Call for Papers: Yearbook of International Environmental Law

Yearbook of International Environmental Law vol. 24 (2013)

The editors of the YIEL are pleased to issue this call for contributions to the 2013 volume:

Our call for papers covers topics that were on the agenda during 2013. We request articles of 10,000-15,000 words including footnotes to be submitted to Stacy Belden at the latest by April 15, 2014. Instructions to authors can be found here.

In light of recent developments and the topics covered in past volumes of the YIEL, we have chosen the following topics for the upcoming volume:

Developing international environmental law through international case-law. In recent years, environmental issues have increasingly been brought before the WTO dispute settlement mechanism and investment tribunals, including in particular cases concerning renewable energy and natural resources. We invite contributions that analyze how this case-law influences international environmental law.

Contributions may also address cases submitted to other tribunals, in particular the Permanent Court of Arbitration.
The follow-up from Rio+20? Chapter IV of the outcome document from Rio+20, “the future we want”, focused inter alia on reforming the institutional framework for sustainable development, including the strengthening of ECOSOC, the establishment of a high-level political forum to replace the CSD, the strengthening of UNEP, and the encouraging of further “clustering” of MEAs. These institutional reforms are starting to take shape. We invite contributions that analyze these outcomes in light of post-Rio+20 developments.

Global regulation of chemicals. The Minamata Convention on Mercury was adopted on October 10, 2013. The institutional structure of the chemicals conventions has been reformed in recent years, and they have faced challenging decision-making regarding listing of chemicals in the annexes of the conventions. We invite contributions that discuss recent developments in the chemicals conventions and future challenges regarding their implementation.

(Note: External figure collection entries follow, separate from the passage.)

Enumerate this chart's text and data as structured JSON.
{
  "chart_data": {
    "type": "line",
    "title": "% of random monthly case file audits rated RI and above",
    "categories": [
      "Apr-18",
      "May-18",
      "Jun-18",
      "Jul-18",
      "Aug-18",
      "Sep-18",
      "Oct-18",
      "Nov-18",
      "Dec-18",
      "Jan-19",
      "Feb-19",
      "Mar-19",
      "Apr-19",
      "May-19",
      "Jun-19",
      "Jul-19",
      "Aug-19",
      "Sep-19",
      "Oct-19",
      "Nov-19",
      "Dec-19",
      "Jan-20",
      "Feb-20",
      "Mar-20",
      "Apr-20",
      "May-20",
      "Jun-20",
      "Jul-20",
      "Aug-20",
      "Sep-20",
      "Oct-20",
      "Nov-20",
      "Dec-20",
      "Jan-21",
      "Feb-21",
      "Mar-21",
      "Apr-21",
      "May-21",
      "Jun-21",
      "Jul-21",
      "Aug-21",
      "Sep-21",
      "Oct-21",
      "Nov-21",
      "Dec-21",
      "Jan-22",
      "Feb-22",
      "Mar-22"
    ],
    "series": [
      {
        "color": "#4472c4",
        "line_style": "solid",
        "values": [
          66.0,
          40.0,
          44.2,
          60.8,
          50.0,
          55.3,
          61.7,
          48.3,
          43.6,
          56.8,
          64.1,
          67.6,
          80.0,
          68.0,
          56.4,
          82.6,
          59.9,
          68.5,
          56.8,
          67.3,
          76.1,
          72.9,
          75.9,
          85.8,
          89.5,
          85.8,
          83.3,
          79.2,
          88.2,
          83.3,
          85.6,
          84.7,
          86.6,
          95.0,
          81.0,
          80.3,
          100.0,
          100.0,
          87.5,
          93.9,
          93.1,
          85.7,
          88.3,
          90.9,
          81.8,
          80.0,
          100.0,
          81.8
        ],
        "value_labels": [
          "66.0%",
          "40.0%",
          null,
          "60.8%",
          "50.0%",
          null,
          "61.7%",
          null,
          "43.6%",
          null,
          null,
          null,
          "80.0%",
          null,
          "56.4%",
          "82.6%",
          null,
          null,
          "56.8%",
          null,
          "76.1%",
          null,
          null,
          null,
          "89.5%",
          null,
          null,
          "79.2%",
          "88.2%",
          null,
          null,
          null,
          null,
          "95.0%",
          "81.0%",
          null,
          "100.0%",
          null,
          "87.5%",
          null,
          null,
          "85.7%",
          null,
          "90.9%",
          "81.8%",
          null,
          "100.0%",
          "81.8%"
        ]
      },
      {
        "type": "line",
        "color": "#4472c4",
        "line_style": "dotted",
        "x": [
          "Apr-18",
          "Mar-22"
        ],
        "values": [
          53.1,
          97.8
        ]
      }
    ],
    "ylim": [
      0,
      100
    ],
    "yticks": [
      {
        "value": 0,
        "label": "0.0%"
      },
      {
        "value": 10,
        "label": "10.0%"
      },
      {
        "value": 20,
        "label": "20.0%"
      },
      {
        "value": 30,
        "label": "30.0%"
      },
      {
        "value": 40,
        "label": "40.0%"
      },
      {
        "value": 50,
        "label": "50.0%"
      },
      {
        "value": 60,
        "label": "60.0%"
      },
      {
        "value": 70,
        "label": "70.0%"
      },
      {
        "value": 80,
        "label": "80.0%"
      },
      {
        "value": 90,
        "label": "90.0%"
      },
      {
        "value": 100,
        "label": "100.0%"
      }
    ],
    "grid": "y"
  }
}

New governance models and international environmental law. Many recent initiatives relating to international environmental standards and norms now occupy a growing area of international environmental policy. These include, for example, voluntary partnerships announced at and subsequent to Rio+20, new or proposed environmental standards at UNDP, GEF, UNEP, the Adaptation Fund, the World Bank and other international organizations, and private initiatives by global corporations and other stakeholders. These initiatives have significant implications for the future development of international environmental law and governance. We invite contributions that discuss the implications of these initiatives.

The Climate Change Negotiations: Run-up to Paris. The climate change negotiations are once again reaching a pivotal moment. The parties in Warsaw reached agreement on the rules for REDD+. Issues are also being raised in these negotiations that go beyond traditional mitigation issues. These involve climate finance, compensation for damage and loss, the future role of equity and CBDR in the negotiations, and adaptation. We would welcome contributions that add new perspective to the REDD+ developments or other aspects of the climate change negotiations.

We encourage contributions from developing country authors that address perspectives from the Global South. In addition to the above topics, we welcome articles on any international environmental law topics of general interest.